Tidak terkunci. Kembali, Sasuke merasa heran. Ceroboh betul si penghuni kamar. Sasuke bukanlah jenis orang yang bisa menahan diri. Kesempatan emas, demikian pikiran kotor dalam benaknya bersambang bersamaan dengan ia yang menyelinap di celah pintu. Debu, kegelapan, dan bau cat adalah yang kali pertama menyapa hidung. Sasuke menyapukan pandangan ke sepenjuru kamar. Jendela yang selalu tertutup membuat udara menjadi pengap. Hati-hati, Sasuke terus berjalan. Kamar ini sangatlah luas. Ada banyak lemari besar-besar yang diletakkan sehingga membentuk semacam sekat. Terhitung belasan lukisan yang sengaja dipajang berderet-deret di dinding. Semua lukisan itu menurut Sasuke masih dalam tahap setengah jadi. Lukisan itu terlihat disketsa dan diberi cat pewarna dengan asal-asalan, tetapi entah mengapa menimbulkan kesan suram dan mistis. Lukisan tersebut kebanyakan berupa wajah yang tidak sempurna atau tubuh manusia yang dipotong-potong. Bercak darah paling sering dilukis. Sasuke mendadak merasa mual. Ada juga kanvas besar beserta penyangganya; satu masih tegak berdiri, sementara dua lagi tergeletak begitu saja di lantai, seakan terjatuh oleh sesuatu.

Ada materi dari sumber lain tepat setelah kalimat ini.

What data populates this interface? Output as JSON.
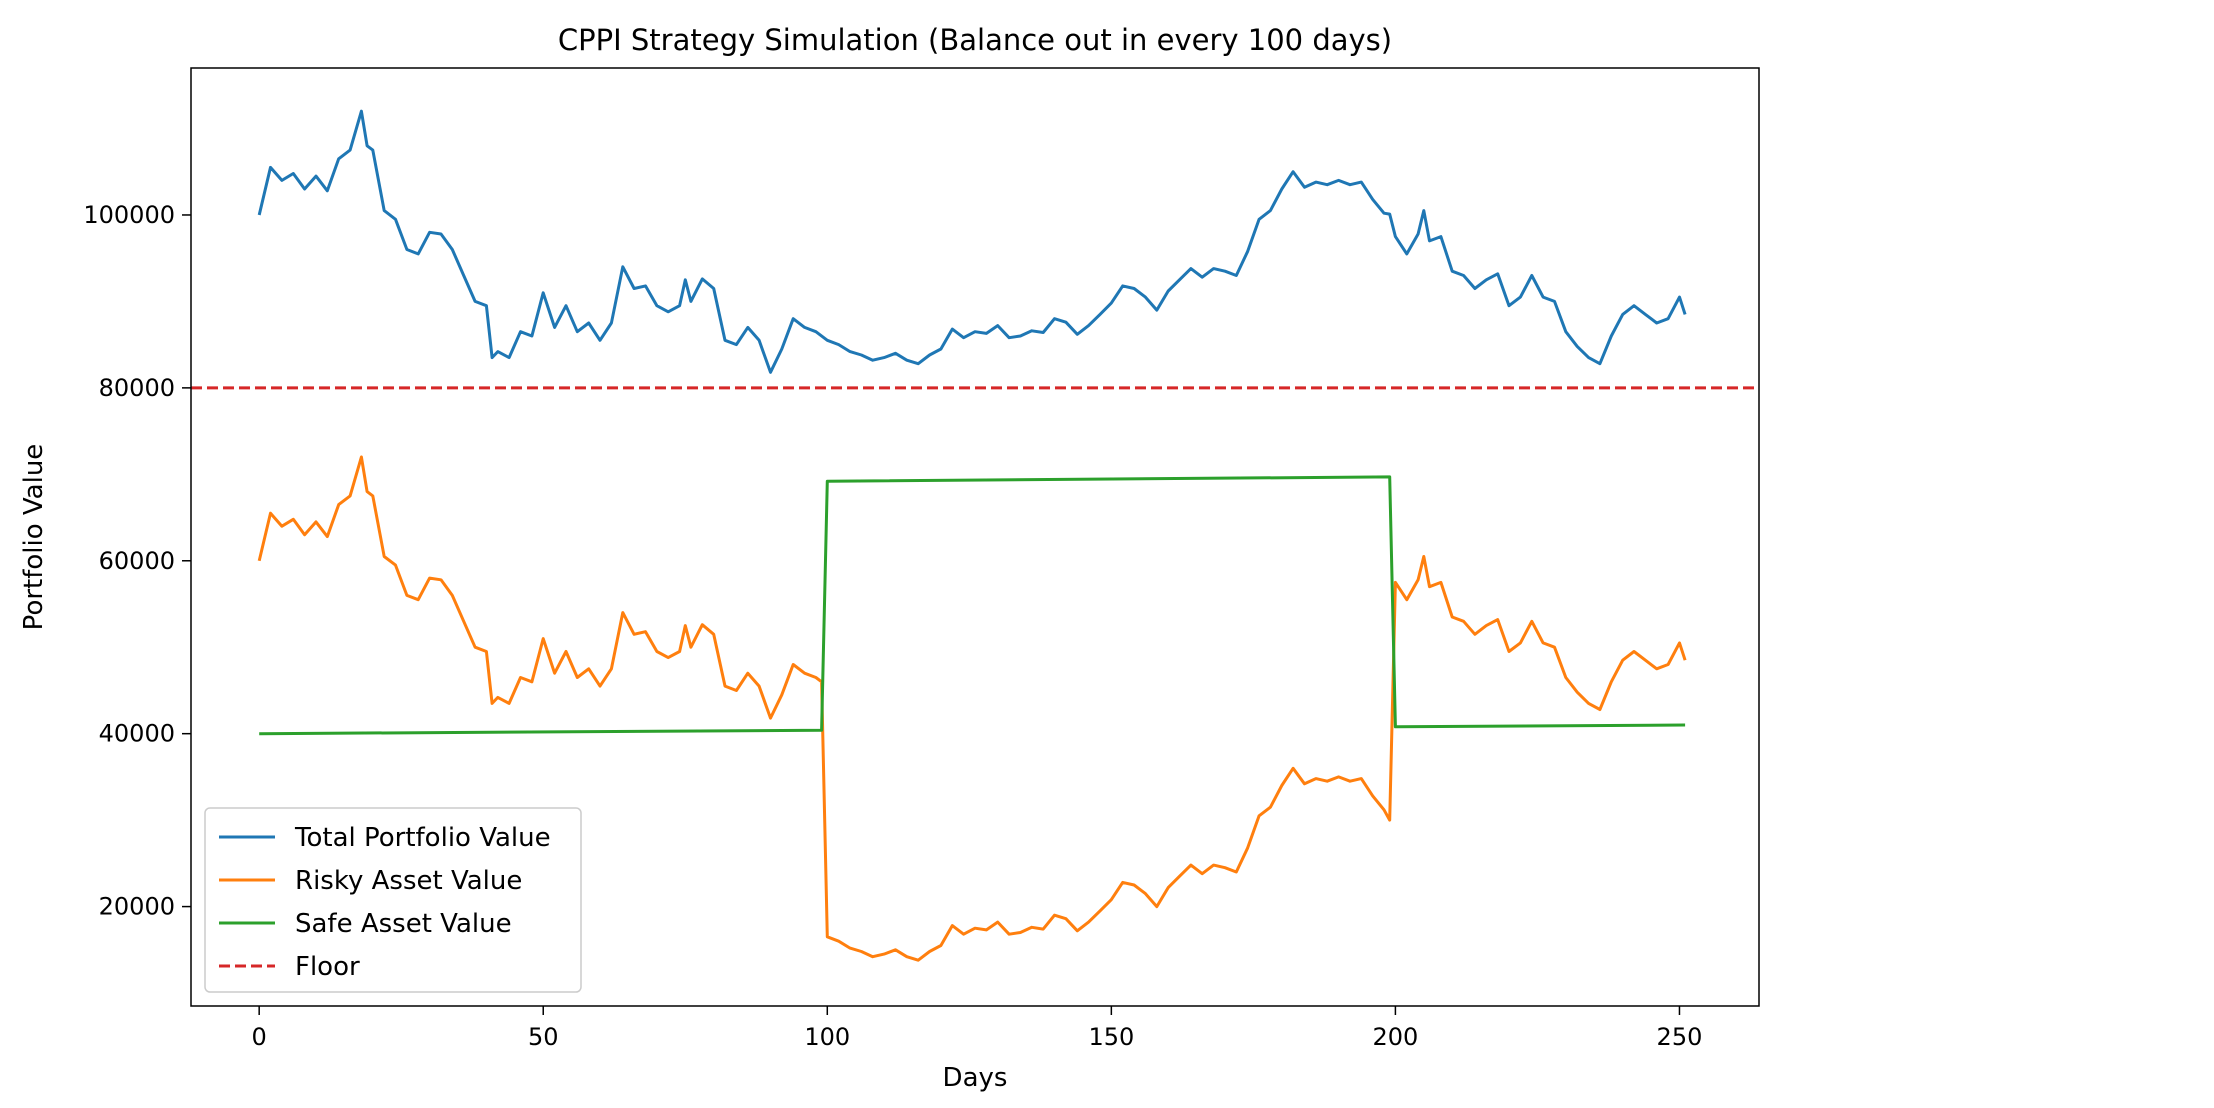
{
  "chart_data": {
    "type": "line",
    "title": "CPPI Strategy Simulation (Balance out in every 100 days)",
    "xlabel": "Days",
    "ylabel": "Portfolio Value",
    "xlim": [
      -12,
      264
    ],
    "ylim": [
      8500,
      117000
    ],
    "xticks": [
      0,
      50,
      100,
      150,
      200,
      250
    ],
    "yticks": [
      20000,
      40000,
      60000,
      80000,
      100000
    ],
    "grid": false,
    "legend_position": "lower-left",
    "floor": {
      "name": "Floor",
      "value": 80000,
      "color": "#d62728",
      "style": "dashed"
    },
    "series": [
      {
        "name": "Total Portfolio Value",
        "color": "#1f77b4",
        "points": [
          [
            0,
            100000
          ],
          [
            2,
            105500
          ],
          [
            4,
            104000
          ],
          [
            6,
            104800
          ],
          [
            8,
            103000
          ],
          [
            10,
            104500
          ],
          [
            12,
            102800
          ],
          [
            14,
            106500
          ],
          [
            16,
            107500
          ],
          [
            18,
            112000
          ],
          [
            19,
            108000
          ],
          [
            20,
            107500
          ],
          [
            22,
            100500
          ],
          [
            24,
            99500
          ],
          [
            26,
            96000
          ],
          [
            28,
            95500
          ],
          [
            30,
            98000
          ],
          [
            32,
            97800
          ],
          [
            34,
            96000
          ],
          [
            36,
            93000
          ],
          [
            38,
            90000
          ],
          [
            40,
            89500
          ],
          [
            41,
            83500
          ],
          [
            42,
            84200
          ],
          [
            44,
            83500
          ],
          [
            46,
            86500
          ],
          [
            48,
            86000
          ],
          [
            50,
            91000
          ],
          [
            52,
            87000
          ],
          [
            54,
            89500
          ],
          [
            56,
            86500
          ],
          [
            58,
            87500
          ],
          [
            60,
            85500
          ],
          [
            62,
            87500
          ],
          [
            64,
            94000
          ],
          [
            66,
            91500
          ],
          [
            68,
            91800
          ],
          [
            70,
            89500
          ],
          [
            72,
            88800
          ],
          [
            74,
            89500
          ],
          [
            75,
            92500
          ],
          [
            76,
            90000
          ],
          [
            78,
            92600
          ],
          [
            80,
            91500
          ],
          [
            82,
            85500
          ],
          [
            84,
            85000
          ],
          [
            86,
            87000
          ],
          [
            88,
            85500
          ],
          [
            90,
            81800
          ],
          [
            92,
            84500
          ],
          [
            94,
            88000
          ],
          [
            96,
            87000
          ],
          [
            98,
            86500
          ],
          [
            100,
            85500
          ],
          [
            102,
            85000
          ],
          [
            104,
            84200
          ],
          [
            106,
            83800
          ],
          [
            108,
            83200
          ],
          [
            110,
            83500
          ],
          [
            112,
            84000
          ],
          [
            114,
            83200
          ],
          [
            116,
            82800
          ],
          [
            118,
            83800
          ],
          [
            120,
            84500
          ],
          [
            122,
            86800
          ],
          [
            124,
            85800
          ],
          [
            126,
            86500
          ],
          [
            128,
            86300
          ],
          [
            130,
            87200
          ],
          [
            132,
            85800
          ],
          [
            134,
            86000
          ],
          [
            136,
            86600
          ],
          [
            138,
            86400
          ],
          [
            140,
            88000
          ],
          [
            142,
            87600
          ],
          [
            144,
            86200
          ],
          [
            146,
            87200
          ],
          [
            148,
            88500
          ],
          [
            150,
            89800
          ],
          [
            152,
            91800
          ],
          [
            154,
            91500
          ],
          [
            156,
            90500
          ],
          [
            158,
            89000
          ],
          [
            160,
            91200
          ],
          [
            162,
            92500
          ],
          [
            164,
            93800
          ],
          [
            166,
            92800
          ],
          [
            168,
            93800
          ],
          [
            170,
            93500
          ],
          [
            172,
            93000
          ],
          [
            174,
            95800
          ],
          [
            176,
            99500
          ],
          [
            178,
            100500
          ],
          [
            180,
            103000
          ],
          [
            182,
            105000
          ],
          [
            184,
            103200
          ],
          [
            186,
            103800
          ],
          [
            188,
            103500
          ],
          [
            190,
            104000
          ],
          [
            192,
            103500
          ],
          [
            194,
            103800
          ],
          [
            196,
            101800
          ],
          [
            198,
            100200
          ],
          [
            199,
            100100
          ],
          [
            200,
            97500
          ],
          [
            202,
            95500
          ],
          [
            204,
            97800
          ],
          [
            205,
            100500
          ],
          [
            206,
            97000
          ],
          [
            208,
            97500
          ],
          [
            210,
            93500
          ],
          [
            212,
            93000
          ],
          [
            214,
            91500
          ],
          [
            216,
            92500
          ],
          [
            218,
            93200
          ],
          [
            220,
            89500
          ],
          [
            222,
            90500
          ],
          [
            224,
            93000
          ],
          [
            226,
            90500
          ],
          [
            228,
            90000
          ],
          [
            230,
            86500
          ],
          [
            232,
            84800
          ],
          [
            234,
            83500
          ],
          [
            236,
            82800
          ],
          [
            238,
            86000
          ],
          [
            240,
            88500
          ],
          [
            242,
            89500
          ],
          [
            244,
            88500
          ],
          [
            246,
            87500
          ],
          [
            248,
            88000
          ],
          [
            250,
            90500
          ],
          [
            251,
            88500
          ]
        ]
      },
      {
        "name": "Risky Asset Value",
        "color": "#ff7f0e",
        "points": [
          [
            0,
            60000
          ],
          [
            2,
            65500
          ],
          [
            4,
            64000
          ],
          [
            6,
            64800
          ],
          [
            8,
            63000
          ],
          [
            10,
            64500
          ],
          [
            12,
            62800
          ],
          [
            14,
            66500
          ],
          [
            16,
            67500
          ],
          [
            18,
            72000
          ],
          [
            19,
            68000
          ],
          [
            20,
            67500
          ],
          [
            22,
            60500
          ],
          [
            24,
            59500
          ],
          [
            26,
            56000
          ],
          [
            28,
            55500
          ],
          [
            30,
            58000
          ],
          [
            32,
            57800
          ],
          [
            34,
            56000
          ],
          [
            36,
            53000
          ],
          [
            38,
            50000
          ],
          [
            40,
            49500
          ],
          [
            41,
            43500
          ],
          [
            42,
            44200
          ],
          [
            44,
            43500
          ],
          [
            46,
            46500
          ],
          [
            48,
            46000
          ],
          [
            50,
            51000
          ],
          [
            52,
            47000
          ],
          [
            54,
            49500
          ],
          [
            56,
            46500
          ],
          [
            58,
            47500
          ],
          [
            60,
            45500
          ],
          [
            62,
            47500
          ],
          [
            64,
            54000
          ],
          [
            66,
            51500
          ],
          [
            68,
            51800
          ],
          [
            70,
            49500
          ],
          [
            72,
            48800
          ],
          [
            74,
            49500
          ],
          [
            75,
            52500
          ],
          [
            76,
            50000
          ],
          [
            78,
            52600
          ],
          [
            80,
            51500
          ],
          [
            82,
            45500
          ],
          [
            84,
            45000
          ],
          [
            86,
            47000
          ],
          [
            88,
            45500
          ],
          [
            90,
            41800
          ],
          [
            92,
            44500
          ],
          [
            94,
            48000
          ],
          [
            96,
            47000
          ],
          [
            98,
            46500
          ],
          [
            99,
            46000
          ],
          [
            100,
            16500
          ],
          [
            102,
            16000
          ],
          [
            104,
            15200
          ],
          [
            106,
            14800
          ],
          [
            108,
            14200
          ],
          [
            110,
            14500
          ],
          [
            112,
            15000
          ],
          [
            114,
            14200
          ],
          [
            116,
            13800
          ],
          [
            118,
            14800
          ],
          [
            120,
            15500
          ],
          [
            122,
            17800
          ],
          [
            124,
            16800
          ],
          [
            126,
            17500
          ],
          [
            128,
            17300
          ],
          [
            130,
            18200
          ],
          [
            132,
            16800
          ],
          [
            134,
            17000
          ],
          [
            136,
            17600
          ],
          [
            138,
            17400
          ],
          [
            140,
            19000
          ],
          [
            142,
            18600
          ],
          [
            144,
            17200
          ],
          [
            146,
            18200
          ],
          [
            148,
            19500
          ],
          [
            150,
            20800
          ],
          [
            152,
            22800
          ],
          [
            154,
            22500
          ],
          [
            156,
            21500
          ],
          [
            158,
            20000
          ],
          [
            160,
            22200
          ],
          [
            162,
            23500
          ],
          [
            164,
            24800
          ],
          [
            166,
            23800
          ],
          [
            168,
            24800
          ],
          [
            170,
            24500
          ],
          [
            172,
            24000
          ],
          [
            174,
            26800
          ],
          [
            176,
            30500
          ],
          [
            178,
            31500
          ],
          [
            180,
            34000
          ],
          [
            182,
            36000
          ],
          [
            184,
            34200
          ],
          [
            186,
            34800
          ],
          [
            188,
            34500
          ],
          [
            190,
            35000
          ],
          [
            192,
            34500
          ],
          [
            194,
            34800
          ],
          [
            196,
            32800
          ],
          [
            198,
            31200
          ],
          [
            199,
            30000
          ],
          [
            200,
            57500
          ],
          [
            202,
            55500
          ],
          [
            204,
            57800
          ],
          [
            205,
            60500
          ],
          [
            206,
            57000
          ],
          [
            208,
            57500
          ],
          [
            210,
            53500
          ],
          [
            212,
            53000
          ],
          [
            214,
            51500
          ],
          [
            216,
            52500
          ],
          [
            218,
            53200
          ],
          [
            220,
            49500
          ],
          [
            222,
            50500
          ],
          [
            224,
            53000
          ],
          [
            226,
            50500
          ],
          [
            228,
            50000
          ],
          [
            230,
            46500
          ],
          [
            232,
            44800
          ],
          [
            234,
            43500
          ],
          [
            236,
            42800
          ],
          [
            238,
            46000
          ],
          [
            240,
            48500
          ],
          [
            242,
            49500
          ],
          [
            244,
            48500
          ],
          [
            246,
            47500
          ],
          [
            248,
            48000
          ],
          [
            250,
            50500
          ],
          [
            251,
            48500
          ]
        ]
      },
      {
        "name": "Safe Asset Value",
        "color": "#2ca02c",
        "points": [
          [
            0,
            40000
          ],
          [
            99,
            40400
          ],
          [
            100,
            69200
          ],
          [
            199,
            69700
          ],
          [
            200,
            40800
          ],
          [
            251,
            41000
          ]
        ]
      }
    ]
  }
}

Sasuke tidak menemukan siapa pun atau apapun lagi. Kamar ini seperti tidak berpenghuni. Hanya ruangan yang tampak berantakan beserta lukisan-lukisan tadilah yang menandakan kamar ini masih dihuni. Sasuke merasa cemas sekaligus tegang. Barulah ketika ia sampai di lemari penyekat terakhir, ia melihat sebuah pemandangan mengerikan. Seorang lelaki tengah gantung diri dengan leher yang seperti habis tergorok oleh benda tajam. Darah menetes-netes dari tubuhnya yang sudah membiru, menggenangi lantai yang sebelumnya putih bersih. Hanya butuh waktu lima detik bagi Sasuke untuk mengetahui pisau dapurlah yang menyebabkan leher lelaki itu sobek hingga mengucurkan banyak darah. Tungkai kaki serasa Sasuke melemas. Ia ingin berteriak meminta bantuan, tetapi sekadar bernapas pun ia merasa begitu kesulitan. Lemari tua akhirnya Sasuke pagangi untuk menyangga tubuhnya agar tak lantas ambruk. Mata Sasuke mencari-cari, sesuatu entah apa yang bisa ditemukan dalam keadaan malang ini. Pada ranjang yang sudah lusuh seprainya, terdapat sebuah kanvas besar yang dilukis indah, bergambar seorang lelaki berpakaian jas hitam dan seorang perempuan yang mengenakan gaun berwarna putih, berdiri mesra di depan panggung pengantin. Tangan si perempuan memegang satu bukat bunga mawar merah. Ketika tangan gemetar Sasuke membalik kanvas itu, terdapat tulisan di dalamnya yang berbunyi: Kepada istriku yang dengan sepenuh hati kucintai, Yamanaka Ino. Ini hadiah untuk pernikahanmu dengan suami barumu. Tertanda, Sai.